PNP: No evidence of active generals in illegal drugs

PNP: No evidence of active generals in illegal drugs

PNP Director General Ricardo Marquez dismissed President-elect Rodrigo Duterte’s allegations regarding three active police generals engaging in the business of illegal drugs. 

According to the director general, even before Duterte was elected as president and asked the alleged generals in Camp Crame to resign, they already have been conducting investigations to make sure that none of their members are involved in illegal drugs or any form of illegal activities. It can be recalled that the President-elect asked these generals to give up their posts in order to help stop corruption. This was announced by the president during his thanksgiving party.

“We have not seen any evidence that will support the information of the involvement of active generals [in illegal drugs],” Marquez said. 

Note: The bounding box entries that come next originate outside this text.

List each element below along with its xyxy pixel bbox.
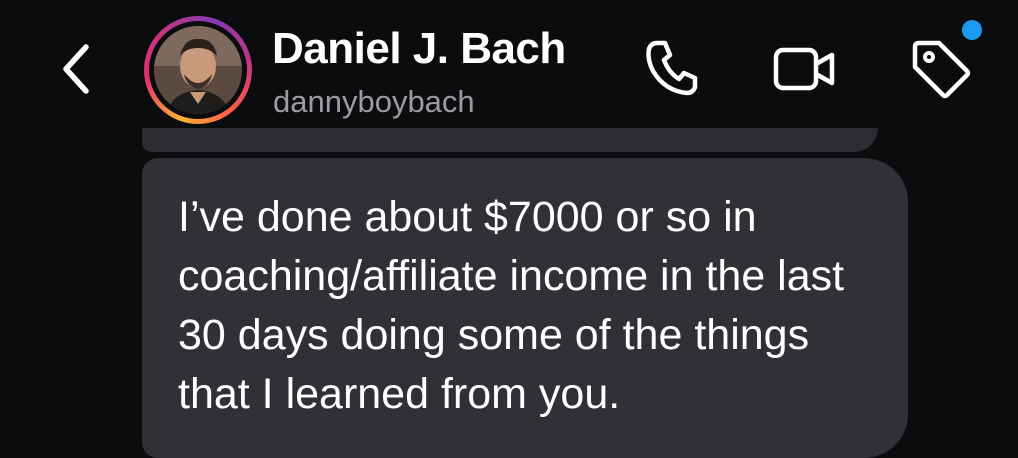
- video-call-button[interactable]: [770, 34, 840, 104]
- contact-username: dannyboybach: [273, 84, 475, 119]
- call-button[interactable]: [636, 32, 706, 102]
- video-camera-icon: [773, 47, 835, 91]
- phone-icon: [646, 40, 698, 96]
- avatar-story-ring[interactable]: [144, 16, 252, 124]
- message-bubble[interactable]: I’ve done about $7000 or so in coaching/…: [142, 158, 908, 458]
- chat-screen: Daniel J. Bach dannyboybach I’ve done ab…: [0, 0, 1018, 458]
- tag-button[interactable]: [906, 34, 976, 104]
- chevron-left-icon: [63, 44, 89, 94]
- contact-name[interactable]: Daniel J. Bach: [272, 24, 566, 74]
- message-text: I’ve done about $7000 or so in coaching/…: [178, 193, 845, 418]
- notification-dot: [962, 20, 982, 40]
- previous-message-bubble: [142, 128, 878, 152]
- chat-header: Daniel J. Bach dannyboybach: [0, 0, 1018, 142]
- back-button[interactable]: [46, 34, 106, 104]
- avatar: [154, 26, 242, 114]
- avatar-photo: [154, 26, 242, 114]
- tag-icon: [912, 40, 971, 99]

The director general added that they have received raw information before and have acted on it already. He said that they have "deployed special teams of the anti-illegal drugs group in the Visayas." The investigation, however, is still in progress.

PNP: No evidence of active generals in illegal drugs

During the thanksgiving party held in Davao City, the president announced that he wants the generals to resign before he is forced to release their names. Furthermore, the president said that as part of his administration's efforts to minimize, if not eliminate, drugs, he will be offering a reward of P5 million for anyone who is able to kill a drug lord. Those who can arrest one will not be in vain as he or she will also receive a reward worth P4,999,000.

It can be recalled that on February, Duterte disclosed that there are several high-ranking PNP officials involved in illegal drugs. He further said that he knew of three. However, Marquez said that even if this is true, asking an official to resign is close to impossible as they have a process that needs to be followed when dismissing an official.

Marquez, furthermore, revealed that they have been doing “internal cleansing” of the ranks and that such process has always been a part of the PNP’s standards. This cleansing has resulted to many people being discharged from their positions while many more put under surveillance.

“It’s one of the major deliverables of an organization. Whenever we receive a report or text message, the usual routine is to validate it” before launching operations against the suspects, he said.

With regard to the bounty, Marquez said that he will leave it to the incoming PNP chief on the steps he would take. The incoming PNP chief is Chief Supt. Ronald “Bato” dela Rosa.